La loi de 2015 prévoit pourtant des mécanismes prometteurs :
- Des normes strictes pour garantir la potabilité de l’eau.
- L’interdiction de la facturation forfaitaire, en faveur d’un système basé sur la consommation réelle via des compteurs calibrés.
- Le droit d’ester en justice, permettant aux citoyens et aux organisations de contester toute violation du droit à l’eau ou toute mauvaise gestion des services publics.
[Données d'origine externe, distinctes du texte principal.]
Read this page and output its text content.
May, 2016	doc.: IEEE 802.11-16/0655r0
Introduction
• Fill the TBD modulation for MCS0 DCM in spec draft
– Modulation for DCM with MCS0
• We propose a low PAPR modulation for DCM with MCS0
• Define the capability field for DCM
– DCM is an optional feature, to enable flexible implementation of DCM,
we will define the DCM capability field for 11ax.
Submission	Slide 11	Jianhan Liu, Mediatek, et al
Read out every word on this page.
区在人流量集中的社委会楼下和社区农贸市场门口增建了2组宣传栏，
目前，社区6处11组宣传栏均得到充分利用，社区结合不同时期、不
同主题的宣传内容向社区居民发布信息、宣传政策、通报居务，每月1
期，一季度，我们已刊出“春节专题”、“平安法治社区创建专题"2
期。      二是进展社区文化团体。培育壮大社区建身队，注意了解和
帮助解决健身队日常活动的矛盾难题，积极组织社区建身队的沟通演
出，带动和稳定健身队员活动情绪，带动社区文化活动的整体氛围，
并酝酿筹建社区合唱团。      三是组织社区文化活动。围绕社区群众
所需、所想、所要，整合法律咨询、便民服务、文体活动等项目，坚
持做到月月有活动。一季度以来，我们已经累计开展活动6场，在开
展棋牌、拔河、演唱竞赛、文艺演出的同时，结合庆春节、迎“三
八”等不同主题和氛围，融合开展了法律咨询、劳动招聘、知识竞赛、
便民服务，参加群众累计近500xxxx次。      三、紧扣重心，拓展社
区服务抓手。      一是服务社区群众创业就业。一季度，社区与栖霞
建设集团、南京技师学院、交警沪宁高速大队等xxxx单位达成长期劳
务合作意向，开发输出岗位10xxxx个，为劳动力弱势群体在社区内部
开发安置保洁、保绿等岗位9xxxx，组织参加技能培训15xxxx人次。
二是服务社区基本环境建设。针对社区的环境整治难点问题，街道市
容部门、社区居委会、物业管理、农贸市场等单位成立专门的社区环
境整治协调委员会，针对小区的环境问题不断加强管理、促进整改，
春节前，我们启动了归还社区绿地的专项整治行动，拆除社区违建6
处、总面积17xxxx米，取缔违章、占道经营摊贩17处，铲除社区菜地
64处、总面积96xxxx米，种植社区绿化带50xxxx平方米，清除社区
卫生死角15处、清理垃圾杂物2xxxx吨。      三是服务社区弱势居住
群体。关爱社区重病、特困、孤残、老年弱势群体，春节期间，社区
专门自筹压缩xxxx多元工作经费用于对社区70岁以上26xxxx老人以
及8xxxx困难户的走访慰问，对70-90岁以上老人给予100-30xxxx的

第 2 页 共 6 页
Mais ces avancées restent théoriques si elles ne s’accompagnent pas d’une justice accessible et efficace. La justiciabilité du droit à l’eau suppose une sensibilisation accrue des citoyens, un renforcement des capacités des tribunaux ainsi qu’une transparence dans la gestion des infrastructures hydriques.
Quelle issue ?
Les défis structurels ne peuvent être ignorés. Pourtant, certaines initiatives locales, comme l’installation de puits par des ONG et des organismes privés, montrent qu’une gestion équitable est possible. Ces efforts doivent être soutenus par des politiques publiques solides, qui reconnaissent l’eau non seulement comme une ressource économique, mais comme un bien social essentiel à la vie.
Ainsi, le « silence des robinets », reflet de l’incapacité à garantir ce droit fondamental, illustre aussi le « silence de la justice » face aux injustices et négligences liées à l’accès à l’eau.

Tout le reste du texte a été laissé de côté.